Emily se sintió más aliviada entonces, pero se dio cuenta del poco tiempo que le quedaba antes de encontrarse con Rex Foster y Tovah Levine en el vestíbulo, así que sustituyó un relajante baño de espuma por una ducha rápida. Cuando estuvo lista para vestirse echó mano automáticamente de uno de sus trajes sastre, y luego dudó. Lo último que deseaba parecer era una remilgada académica. Se había sentido mujer, y por primera vez desde el funeral había experimentado una sensación palpitante de vida. En vez de ponerse el traje, buscó en el armario una blusa, una blusa de batista blanca que se abotonaba hasta el cuello, luego se puso una falda azul marino corta y una chaqueta rosa de Eton. El conjunto era mejor que un traje, le daba una elegancia más femenina, pero aun así no conseguía dar el aspecto que deseaba. Se había desabrochado el botón superior de la blusa y luego había probado a desabrocharse el segundo, y finalmente, con más intrepidez, también el tercero. Al mover los brazos vio que enseñaba un poco el escote.

Emily lo había conseguido. Su aspecto era recatado y natural, pero lo bastante sexi para que Rex Foster, al verla, detuviera un momento la mirada en el tercer botón abierto y en la ligera protuberancia de sus pechos y la felicitara. Emily lanzó una mirada de soslayo a Tovah y vio que la chica israelí estaba imponente, con un vestido fucsia de punto de seda, que no disimulaba ninguna de las curvas de su cuerpo bien dotado. Pero a Emily no le importó, porque Foster sólo parecía tener ojos para ella.

Ahora, junto a él, en el Berliner Gasthaus, Emily decidió hablar más en serio de sus asuntos profesionales y así acercarse más a Foster.

—Rex —comenzó diciendo—, querría saber qué estás buscando realmente. Me gustaría ayudarte en todo lo que pueda. ¿Cuál es exactamente el problema de tu libro?

—¿No te importa hablar ahora del trabajo? Muy bien. Dije antes que Albert Speer empleó a unos cuantos socios arquitectos. A diez, para ser exactos. He localizado ya la mayoría de sus edificios, y sus planos estaban en los archivos de Speer. Pero falta un arquitecto, el que se dedicó a construir escondites por toda Alemania para que los utilizara Hitler cuando viajaba durante la guerra.

Creo que sé a qué escondites te refieres —dijo Emily. Lanzó una mirada a Tovah para incluirla en la conversación—. Hitler prefería vivir en el profundo subsuelo mientras la guerra se recrudecía en la superficie. Speer encargó a uno de sus socios más competentes, un joven llamado Rudi Zeidler, que diseñara y construyera esos refugios antiaéreos y búnkers en toda Alemania.

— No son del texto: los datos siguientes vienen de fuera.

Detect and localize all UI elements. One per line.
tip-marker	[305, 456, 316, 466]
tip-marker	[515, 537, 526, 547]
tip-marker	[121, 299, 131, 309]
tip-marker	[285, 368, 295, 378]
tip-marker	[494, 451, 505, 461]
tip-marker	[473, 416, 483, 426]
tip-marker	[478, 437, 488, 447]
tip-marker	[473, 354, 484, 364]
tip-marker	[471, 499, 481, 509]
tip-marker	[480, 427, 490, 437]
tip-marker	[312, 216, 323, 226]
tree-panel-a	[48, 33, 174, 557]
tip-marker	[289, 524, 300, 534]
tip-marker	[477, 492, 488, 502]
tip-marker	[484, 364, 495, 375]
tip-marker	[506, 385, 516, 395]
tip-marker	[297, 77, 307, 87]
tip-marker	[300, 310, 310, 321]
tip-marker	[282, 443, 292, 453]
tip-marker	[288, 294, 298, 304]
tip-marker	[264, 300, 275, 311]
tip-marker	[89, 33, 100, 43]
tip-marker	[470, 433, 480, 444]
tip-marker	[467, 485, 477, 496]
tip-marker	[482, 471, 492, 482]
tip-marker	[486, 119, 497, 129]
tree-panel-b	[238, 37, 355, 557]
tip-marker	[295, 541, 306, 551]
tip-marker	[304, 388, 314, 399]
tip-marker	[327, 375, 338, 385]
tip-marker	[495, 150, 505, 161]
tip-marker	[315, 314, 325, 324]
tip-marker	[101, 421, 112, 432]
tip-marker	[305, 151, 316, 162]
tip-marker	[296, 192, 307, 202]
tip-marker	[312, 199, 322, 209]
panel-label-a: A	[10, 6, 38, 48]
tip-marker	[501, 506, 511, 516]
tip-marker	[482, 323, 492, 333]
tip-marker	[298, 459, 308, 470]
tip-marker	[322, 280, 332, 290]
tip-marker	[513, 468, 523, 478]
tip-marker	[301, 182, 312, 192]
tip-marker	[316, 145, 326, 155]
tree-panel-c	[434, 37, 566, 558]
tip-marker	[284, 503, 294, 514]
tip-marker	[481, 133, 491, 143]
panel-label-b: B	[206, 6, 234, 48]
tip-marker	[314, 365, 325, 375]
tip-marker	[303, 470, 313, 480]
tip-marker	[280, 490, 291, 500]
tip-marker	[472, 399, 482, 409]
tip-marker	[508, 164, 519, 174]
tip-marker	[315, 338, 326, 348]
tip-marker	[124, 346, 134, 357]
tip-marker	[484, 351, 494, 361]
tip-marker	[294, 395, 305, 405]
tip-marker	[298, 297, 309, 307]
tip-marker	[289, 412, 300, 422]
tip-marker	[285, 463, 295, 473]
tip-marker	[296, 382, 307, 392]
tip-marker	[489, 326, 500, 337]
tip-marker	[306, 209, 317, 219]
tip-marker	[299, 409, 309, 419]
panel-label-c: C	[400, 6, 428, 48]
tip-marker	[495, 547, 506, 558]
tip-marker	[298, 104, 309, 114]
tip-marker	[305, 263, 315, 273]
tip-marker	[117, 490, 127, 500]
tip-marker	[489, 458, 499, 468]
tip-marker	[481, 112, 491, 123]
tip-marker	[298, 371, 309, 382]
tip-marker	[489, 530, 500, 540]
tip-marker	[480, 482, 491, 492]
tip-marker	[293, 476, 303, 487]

—Rudi Zeidler —repitió Foster—. Quizá sea él el arquitecto cuyos planos busco.

—Zeidler fue quien diseñó un refugio subterráneo en la ladera de una colina, bajo un bosque, en Ziegenberg, cerca de Bad Nauheim. Había otro cuartel general subterráneo parecido en Friedberg. —Se volvió hacia Foster del todo y preguntó—: ¿Tienes alguna información sobre ellos?

—No, Emily. Los desconocía totalmente.

—Zeidler diseñó también el propio búnker del Führer donde Hitler y Eva Braun pasaron los últimos días de la guerra —prosiguió Emily—. El búnker del Führer estaba a gran profundidad. Tenía dos niveles, y Hitler y Eva poseían una suite privada, con seis habitaciones, abajo de todo. La cima de este búnker estaba cubierta con cuatro metros de cemento y dos de tierra. Teniendo en cuenta lo compacto que era, el búnker estaba brillantemente proyectado.